À l’heure où chacun met une majuscule à toutes sortes de mots qui naguère n’en prenaient pas, à l’heure où l’on fait précéder d’un zéro tout nombre inférieur à dix et où l’on écrit en chiffres ce qui s’écrivait en lettres, à l’heure où l’on imprime les patronymes en capitales à l’intérieur des phrases, à l’heure où l’on coupe les mots n’importe comment en bout de ligne (y compris les noms propres ; et même les noms propres composés, déjà pourvus d’un trait d’union entre deux éléments) ; à l’heure où l’on va parfois jusqu’à abandonner les traits d’union : comment ne pas perdre courage ? Notre crise d’identité, c’est par là qu’elle a commencé, par l’oubli des contraintes élémentaires de l’orthographe.

L’oubli de notre identité, rien ne le manifeste mieux que la désinvolture avec laquelle nous écrivons aujourd’hui notre langue. Mais, plus que d’une désinvolture, il s’agit d’un mimétisme de l’erreur, d’une soumission aveugle à tout ce qui surgit dans l’air du temps. À quelle vitesse ceux qui ont appris à bien écrire désapprennent ce qu’ils savaient, pour adopter la parlure à la mode, fût-elle aberrante ! Nous oublions que le français est la langue d’Aragon, de Balzac, de Saint-Simon, de Racine, de Rabelais, tous orfèvres de la syntaxe, à la fois maîtres et ouvriers quant au travail du style.

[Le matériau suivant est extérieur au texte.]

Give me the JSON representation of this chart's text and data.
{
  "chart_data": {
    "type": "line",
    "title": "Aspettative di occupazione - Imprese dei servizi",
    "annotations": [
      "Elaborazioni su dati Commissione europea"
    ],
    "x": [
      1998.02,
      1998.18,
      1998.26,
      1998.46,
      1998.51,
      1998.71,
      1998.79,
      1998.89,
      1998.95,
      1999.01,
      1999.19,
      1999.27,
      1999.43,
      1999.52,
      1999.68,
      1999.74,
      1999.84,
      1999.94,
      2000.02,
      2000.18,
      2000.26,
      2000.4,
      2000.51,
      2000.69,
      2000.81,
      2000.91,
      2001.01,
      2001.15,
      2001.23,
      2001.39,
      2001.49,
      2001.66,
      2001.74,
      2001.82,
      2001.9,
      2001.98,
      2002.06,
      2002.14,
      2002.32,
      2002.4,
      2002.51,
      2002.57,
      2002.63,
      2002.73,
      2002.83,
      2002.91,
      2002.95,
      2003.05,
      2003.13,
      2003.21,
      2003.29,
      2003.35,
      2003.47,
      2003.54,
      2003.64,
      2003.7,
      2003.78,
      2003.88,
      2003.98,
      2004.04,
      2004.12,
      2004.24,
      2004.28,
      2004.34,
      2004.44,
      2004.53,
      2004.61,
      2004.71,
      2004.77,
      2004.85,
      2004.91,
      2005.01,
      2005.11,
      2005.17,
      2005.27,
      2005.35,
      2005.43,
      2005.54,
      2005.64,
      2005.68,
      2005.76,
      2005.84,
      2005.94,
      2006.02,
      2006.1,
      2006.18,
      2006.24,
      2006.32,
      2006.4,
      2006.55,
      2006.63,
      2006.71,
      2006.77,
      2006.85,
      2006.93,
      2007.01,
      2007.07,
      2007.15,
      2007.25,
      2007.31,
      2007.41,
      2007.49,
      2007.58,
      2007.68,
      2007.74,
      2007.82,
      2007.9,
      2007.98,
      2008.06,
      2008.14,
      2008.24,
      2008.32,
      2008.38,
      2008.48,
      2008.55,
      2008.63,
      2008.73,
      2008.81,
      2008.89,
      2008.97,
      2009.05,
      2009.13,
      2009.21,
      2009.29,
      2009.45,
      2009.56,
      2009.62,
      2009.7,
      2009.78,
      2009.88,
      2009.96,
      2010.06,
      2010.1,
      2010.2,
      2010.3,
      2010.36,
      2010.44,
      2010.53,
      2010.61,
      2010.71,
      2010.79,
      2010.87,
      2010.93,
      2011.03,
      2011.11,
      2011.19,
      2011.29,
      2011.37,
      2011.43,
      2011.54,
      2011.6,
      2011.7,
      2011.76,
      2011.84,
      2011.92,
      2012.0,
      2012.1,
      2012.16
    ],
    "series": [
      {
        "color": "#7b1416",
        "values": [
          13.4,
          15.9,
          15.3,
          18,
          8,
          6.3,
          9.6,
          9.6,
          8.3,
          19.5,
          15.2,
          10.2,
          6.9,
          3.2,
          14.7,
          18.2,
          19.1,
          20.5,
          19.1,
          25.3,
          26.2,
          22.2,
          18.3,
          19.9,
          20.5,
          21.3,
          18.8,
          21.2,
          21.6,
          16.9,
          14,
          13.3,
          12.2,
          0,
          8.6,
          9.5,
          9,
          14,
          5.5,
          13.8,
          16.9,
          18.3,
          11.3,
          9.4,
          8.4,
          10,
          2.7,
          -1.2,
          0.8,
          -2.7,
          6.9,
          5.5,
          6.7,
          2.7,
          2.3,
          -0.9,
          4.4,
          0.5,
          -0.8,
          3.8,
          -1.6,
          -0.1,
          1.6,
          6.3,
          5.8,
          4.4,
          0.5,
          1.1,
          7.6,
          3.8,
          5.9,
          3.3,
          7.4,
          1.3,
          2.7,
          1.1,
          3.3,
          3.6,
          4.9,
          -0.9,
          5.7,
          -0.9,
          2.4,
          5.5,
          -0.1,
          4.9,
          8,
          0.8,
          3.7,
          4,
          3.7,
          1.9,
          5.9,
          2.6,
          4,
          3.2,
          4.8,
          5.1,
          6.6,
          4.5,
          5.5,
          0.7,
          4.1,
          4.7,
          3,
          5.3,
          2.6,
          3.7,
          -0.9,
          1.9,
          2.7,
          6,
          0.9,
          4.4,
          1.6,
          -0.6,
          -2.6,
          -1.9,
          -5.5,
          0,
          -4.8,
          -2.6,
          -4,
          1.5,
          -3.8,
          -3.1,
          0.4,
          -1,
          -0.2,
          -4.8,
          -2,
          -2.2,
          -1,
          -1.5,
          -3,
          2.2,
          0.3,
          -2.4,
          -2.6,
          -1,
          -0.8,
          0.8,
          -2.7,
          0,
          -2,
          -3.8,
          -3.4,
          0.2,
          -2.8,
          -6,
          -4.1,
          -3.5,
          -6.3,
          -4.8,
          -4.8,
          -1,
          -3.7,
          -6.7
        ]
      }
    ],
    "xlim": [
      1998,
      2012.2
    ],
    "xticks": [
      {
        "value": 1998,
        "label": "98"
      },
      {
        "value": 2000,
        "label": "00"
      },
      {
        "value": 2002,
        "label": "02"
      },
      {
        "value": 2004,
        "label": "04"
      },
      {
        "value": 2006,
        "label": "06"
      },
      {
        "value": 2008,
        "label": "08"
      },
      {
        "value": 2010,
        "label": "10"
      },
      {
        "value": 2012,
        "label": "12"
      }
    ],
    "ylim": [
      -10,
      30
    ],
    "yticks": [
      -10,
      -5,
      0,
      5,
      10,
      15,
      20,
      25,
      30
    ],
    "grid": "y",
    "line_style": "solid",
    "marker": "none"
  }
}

À vous tous, lecteurs, et à vous aussi, écrivains, – à vous tous comme à moi-même, chaque jour, – j’adresse ces recommandations ou cette supplique : observons bien, écoutons mieux, n’adoptons pas tous les usages nouveaux qui nous assiègent les oreilles, gardons la mémoire de la langue que nous avons lue, qu’on nous a apprise ; ne soyons pas sourds à nos propres paroles, ni aveugles aux signes que notre main trace sur nos pages. Et ne soyons pas de ces gens, dont parlait Valéry, « pour qui les dictionnaires n’existent pas ».